I ordered, and received, the MK3b Heatbed to upgrade the Geeetech.
This is a MUST HAVE upgrade really! The Mk2 that it comes with is too flexible and WARPS under heating!

Seeing the MK3b has the 3mm Alloy Plate bonded onto the heat pad, it means you have a very good, solid, flat surface pretty well assured. This means you can align it t be dead flat by mounting it with FIXED corner points - not springs like the stock Geeetech MK2 heatbed uses.
On my Printrite DIY printer once I aligned it all with spacers etc, to be dead flat at all four corners, I have never had to do any alignments of the printhead to bed spacing again! That is what you WANT a 3D printer top be like! Reliably aligned and accurate 'FOREVER' !! Just print.... and print... and print... no need to check and adjust again!

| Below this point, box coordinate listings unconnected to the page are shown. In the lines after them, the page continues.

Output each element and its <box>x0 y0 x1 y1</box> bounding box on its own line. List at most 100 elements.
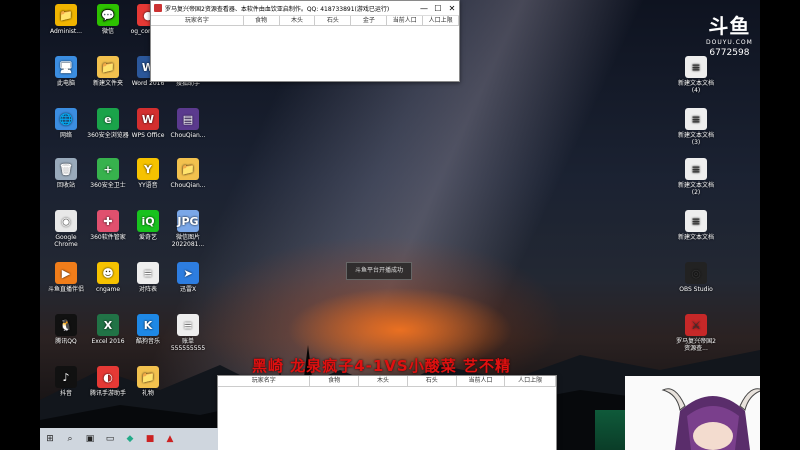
desktop-icon[interactable]: ≡ 新建文本文档 (3) <box>674 108 718 146</box>
desktop-icon[interactable]: ≡ 账单 555555555 <box>166 314 210 352</box>
shortcut-icon: ▤ <box>177 108 199 130</box>
resource-viewer-window[interactable]: 罗马复兴帝国2资源查看器、本软件由血饮亚启制作。QQ: 418733891(游戏… <box>150 0 460 82</box>
desktop-icon[interactable]: K 酷狗音乐 <box>126 314 170 345</box>
desktop-icon[interactable]: W WPS Office <box>126 108 170 139</box>
desktop-icon[interactable]: ◐ 腾讯手游助手 <box>86 366 130 397</box>
webcam-overlay <box>625 376 760 450</box>
desktop-icon-label: 抖音 <box>59 390 72 397</box>
explorer-icon[interactable]: ▣ <box>80 430 100 448</box>
shortcut-icon: K <box>137 314 159 336</box>
desktop-icon[interactable]: +360安全卫士 <box>86 158 130 189</box>
col-pop[interactable]: 当前人口 <box>387 16 424 25</box>
desktop-icon[interactable]: 🌐 网络 <box>44 108 88 139</box>
shortcut-icon: ≡ <box>685 158 707 180</box>
taskbar: ⊞ ⌕ ▣ ▭ ◆ ■ ▲ <box>40 428 218 450</box>
desktop-icon[interactable]: ✚ 360软件管家 <box>86 210 130 241</box>
minimize-button[interactable]: — <box>417 4 431 13</box>
col-pop-cap[interactable]: 人口上限 <box>505 376 557 386</box>
maximize-button[interactable]: ☐ <box>431 4 445 13</box>
resource-viewer-window-2[interactable]: 玩家名字 食物 木头 石头 当前人口 人口上限 <box>217 375 557 450</box>
shortcut-icon: 🐧 <box>55 314 77 336</box>
table-header: 玩家名字 食物 木头 石头 金子 当前人口 人口上限 <box>151 16 460 26</box>
desktop-icon-label: 网络 <box>59 132 72 139</box>
col-food[interactable]: 食物 <box>244 16 280 25</box>
desktop: 📁 Administ... 💬 微信 ● og_correc... 🖥 此电脑 📁 新建文件夹 W W… <box>40 0 760 450</box>
search-icon[interactable]: ⌕ <box>60 430 80 448</box>
close-button[interactable]: ✕ <box>445 4 459 13</box>
desktop-icon[interactable]: ≡ 对阵表 <box>126 262 170 293</box>
shortcut-icon: iQ <box>137 210 159 232</box>
desktop-icon-label: 新建文本文档 (2) <box>677 182 714 196</box>
desktop-icon[interactable]: JPG 微信图片 2022081... <box>166 210 210 248</box>
start-icon[interactable]: ⊞ <box>40 430 60 448</box>
desktop-icon[interactable]: ▤ ChouQian... <box>166 108 210 139</box>
window-titlebar[interactable]: 罗马复兴帝国2资源查看器、本软件由血饮亚启制作。QQ: 418733891(游戏… <box>151 1 459 16</box>
desktop-icon[interactable]: 📁 礼物 <box>126 366 170 397</box>
desktop-icon-label: 礼物 <box>141 390 154 397</box>
col-stone[interactable]: 石头 <box>408 376 457 386</box>
desktop-icon-label: 酷狗音乐 <box>135 338 160 345</box>
table-header-2: 玩家名字 食物 木头 石头 当前人口 人口上限 <box>218 376 557 387</box>
shortcut-icon: ♪ <box>55 366 77 388</box>
col-stone[interactable]: 石头 <box>315 16 352 25</box>
desktop-icon-label: 新建文件夹 <box>92 80 123 87</box>
shortcut-icon: 💬 <box>97 4 119 26</box>
desktop-icon-label: YY语音 <box>138 182 158 189</box>
app-icon[interactable]: ■ <box>140 430 160 448</box>
desktop-icon[interactable]: ☻ cngame <box>86 262 130 293</box>
desktop-icon[interactable]: ▶ 斗鱼直播伴侣 <box>44 262 88 293</box>
desktop-icon-label: 斗鱼直播伴侣 <box>47 286 84 293</box>
desktop-icon[interactable]: 🗑 回收站 <box>44 158 88 189</box>
window-title: 罗马复兴帝国2资源查看器、本软件由血饮亚启制作。QQ: 418733891(游戏… <box>165 5 390 13</box>
desktop-icon[interactable]: 🖥 此电脑 <box>44 56 88 87</box>
game-icon[interactable]: ▲ <box>160 430 180 448</box>
desktop-icon[interactable]: 📁 新建文件夹 <box>86 56 130 87</box>
col-pop[interactable]: 当前人口 <box>457 376 506 386</box>
col-wood[interactable]: 木头 <box>280 16 316 25</box>
shortcut-icon: ≡ <box>685 108 707 130</box>
col-food[interactable]: 食物 <box>310 376 360 386</box>
col-player[interactable]: 玩家名字 <box>218 376 311 386</box>
desktop-icon[interactable]: 💬 微信 <box>86 4 130 35</box>
desktop-icon[interactable]: ≡ 新建文本文档 (2) <box>674 158 718 196</box>
shortcut-icon: + <box>97 158 119 180</box>
desktop-icon[interactable]: iQ 爱奇艺 <box>126 210 170 241</box>
shortcut-icon: W <box>137 108 159 130</box>
desktop-icon-label: 微信图片 2022081... <box>171 234 205 248</box>
chat-icon[interactable]: ◆ <box>120 430 140 448</box>
shortcut-icon: ✚ <box>97 210 119 232</box>
desktop-icon[interactable]: ➤ 迅雷X <box>166 262 210 293</box>
shortcut-icon: 📁 <box>97 56 119 78</box>
desktop-icon[interactable]: 📁 ChouQian... <box>166 158 210 189</box>
desktop-icon[interactable]: ⚔ 罗马复兴帝国2资源查... <box>674 314 718 352</box>
desktop-icon[interactable]: e 360安全浏览器 <box>86 108 130 139</box>
desktop-icon-label: 迅雷X <box>179 286 197 293</box>
douyu-logo: 斗鱼 <box>708 14 751 38</box>
col-player[interactable]: 玩家名字 <box>151 16 244 25</box>
shortcut-icon: ≡ <box>137 262 159 284</box>
shortcut-icon: 📁 <box>55 4 77 26</box>
desktop-icon-label: ChouQian... <box>170 182 206 189</box>
desktop-icon[interactable]: X Excel 2016 <box>86 314 130 345</box>
desktop-icon-label: 微信 <box>101 28 114 35</box>
shortcut-icon: Y <box>137 158 159 180</box>
folder-icon[interactable]: ▭ <box>100 430 120 448</box>
desktop-icon[interactable]: Y YY语音 <box>126 158 170 189</box>
desktop-icon-label: Google Chrome <box>54 234 78 248</box>
desktop-icon[interactable]: 🐧 腾讯QQ <box>44 314 88 345</box>
col-gold[interactable]: 金子 <box>351 16 388 25</box>
desktop-icon-label: OBS Studio <box>679 286 713 293</box>
desktop-icon[interactable]: 📁 Administ... <box>44 4 88 35</box>
desktop-icon-label: 360安全卫士 <box>90 182 126 189</box>
desktop-icon-label: 对阵表 <box>138 286 157 293</box>
desktop-icon[interactable]: ◉ Google Chrome <box>44 210 88 248</box>
desktop-icon-label: Administ... <box>50 28 82 35</box>
desktop-icon-label: 腾讯手游助手 <box>89 390 126 397</box>
desktop-icon[interactable]: ♪ 抖音 <box>44 366 88 397</box>
desktop-icon[interactable]: ≡ 新建文本文档 (4) <box>674 56 718 94</box>
col-pop-cap[interactable]: 人口上限 <box>423 16 460 25</box>
col-wood[interactable]: 木头 <box>359 376 408 386</box>
desktop-icon-label: 新建文本文档 (3) <box>677 132 714 146</box>
desktop-icon[interactable]: ◎ OBS Studio <box>674 262 718 293</box>
desktop-icon[interactable]: ≡ 新建文本文档 <box>674 210 718 241</box>
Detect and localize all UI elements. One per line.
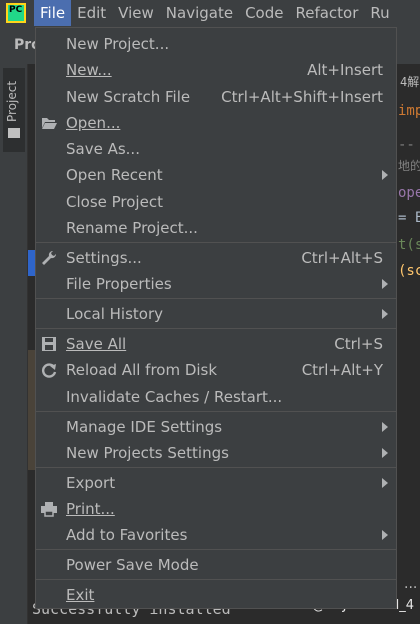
project-tab-label: Project bbox=[5, 80, 19, 122]
menu-separator bbox=[36, 298, 396, 299]
menu-item-export[interactable]: Export bbox=[36, 470, 396, 496]
menu-refactor[interactable]: Refactor bbox=[289, 0, 364, 26]
submenu-arrow-icon bbox=[382, 309, 388, 319]
menu-item-new-project[interactable]: New Project... bbox=[36, 31, 396, 57]
shortcut-new-scratch: Ctrl+Alt+Shift+Insert bbox=[221, 88, 383, 106]
menu-view[interactable]: View bbox=[112, 0, 160, 26]
code-open-fragment: ope bbox=[398, 185, 420, 201]
menu-separator bbox=[36, 549, 396, 550]
menu-item-reload-all-from-disk[interactable]: Reload All from Disk Ctrl+Alt+Y bbox=[36, 357, 396, 383]
submenu-arrow-icon bbox=[382, 279, 388, 289]
menu-run[interactable]: Ru bbox=[364, 0, 395, 26]
menu-separator bbox=[36, 242, 396, 243]
menu-item-add-to-favorites[interactable]: Add to Favorites bbox=[36, 522, 396, 548]
menu-item-save-as[interactable]: Save As... bbox=[36, 136, 396, 162]
shortcut-new: Alt+Insert bbox=[307, 61, 383, 79]
code-call-fragment: t(s bbox=[398, 237, 420, 253]
console-more-indicator: ... bbox=[404, 576, 418, 592]
menu-file[interactable]: File bbox=[34, 0, 72, 26]
menu-item-settings[interactable]: Settings... Ctrl+Alt+S bbox=[36, 245, 396, 271]
file-menu-dropdown: New Project... New... Alt+Insert New Scr… bbox=[35, 27, 397, 609]
menu-edit[interactable]: Edit bbox=[71, 0, 112, 26]
menu-item-open-recent[interactable]: Open Recent bbox=[36, 162, 396, 188]
submenu-arrow-icon bbox=[382, 478, 388, 488]
menu-navigate[interactable]: Navigate bbox=[160, 0, 239, 26]
project-tool-window-tab[interactable]: Project bbox=[3, 68, 25, 152]
folder-open-icon bbox=[42, 118, 57, 129]
menu-item-new-scratch-file[interactable]: New Scratch File Ctrl+Alt+Shift+Insert bbox=[36, 84, 396, 110]
menu-item-invalidate-caches[interactable]: Invalidate Caches / Restart... bbox=[36, 384, 396, 410]
menu-item-exit[interactable]: Exit bbox=[36, 582, 396, 608]
menu-separator bbox=[36, 467, 396, 468]
menu-item-local-history[interactable]: Local History bbox=[36, 301, 396, 327]
editor-tab-fragment: 4解 bbox=[400, 75, 420, 89]
menu-item-close-project[interactable]: Close Project bbox=[36, 189, 396, 215]
folder-icon bbox=[8, 128, 20, 138]
code-comment-cn-fragment: 地的 bbox=[398, 159, 420, 173]
menu-item-rename-project[interactable]: Rename Project... bbox=[36, 215, 396, 241]
menu-item-manage-ide-settings[interactable]: Manage IDE Settings bbox=[36, 414, 396, 440]
shortcut-save-all: Ctrl+S bbox=[334, 335, 383, 353]
menu-separator bbox=[36, 411, 396, 412]
shortcut-settings: Ctrl+Alt+S bbox=[301, 249, 383, 267]
refresh-icon bbox=[42, 363, 57, 378]
menu-item-print[interactable]: Print... bbox=[36, 496, 396, 522]
menu-separator bbox=[36, 579, 396, 580]
wrench-icon bbox=[42, 250, 57, 265]
pycharm-logo-icon: PC bbox=[6, 3, 26, 23]
menu-item-file-properties[interactable]: File Properties bbox=[36, 271, 396, 297]
submenu-arrow-icon bbox=[382, 422, 388, 432]
code-paren-fragment: (sc bbox=[398, 263, 420, 279]
menu-item-open[interactable]: Open... bbox=[36, 110, 396, 136]
submenu-arrow-icon bbox=[382, 170, 388, 180]
menu-item-new[interactable]: New... Alt+Insert bbox=[36, 57, 396, 83]
code-comment-fragment: -- bbox=[398, 137, 415, 153]
menu-separator bbox=[36, 328, 396, 329]
submenu-arrow-icon bbox=[382, 530, 388, 540]
shortcut-reload: Ctrl+Alt+Y bbox=[301, 361, 383, 379]
menu-item-power-save-mode[interactable]: Power Save Mode bbox=[36, 552, 396, 578]
floppy-disk-icon bbox=[42, 337, 56, 351]
submenu-arrow-icon bbox=[382, 448, 388, 458]
code-assign-fragment: = E bbox=[398, 210, 420, 226]
menu-code[interactable]: Code bbox=[239, 0, 289, 26]
code-keyword-fragment: imp bbox=[398, 103, 420, 119]
editor-code-fragment: 4解 imp -- 地的 ope = E t(s (sc bbox=[398, 65, 420, 575]
printer-icon bbox=[41, 502, 57, 517]
menu-item-new-projects-settings[interactable]: New Projects Settings bbox=[36, 440, 396, 466]
menu-item-save-all[interactable]: Save All Ctrl+S bbox=[36, 331, 396, 357]
menu-bar: PC File Edit View Navigate Code Refactor… bbox=[0, 0, 420, 26]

The 3mm Alloy also holds heat extremely well... too well? But it means printed object stick extremely well to the glass plate you use on top of it. The print objects just come totally loose once the glass is cooled down, and not before! So once again... it is how you WANT a 3D printer to be!
You want every possibly thing RELIABLE and 'automatic'... no user fiddling to fix errors/problems!

This brings the Geeetech pretty well up to the same great end result as the Printrite DIY printer - I mean mine, with its mods - not a stock version!

Last edited by PeterVRC; Jul 16, 2016 at 05:29 AM.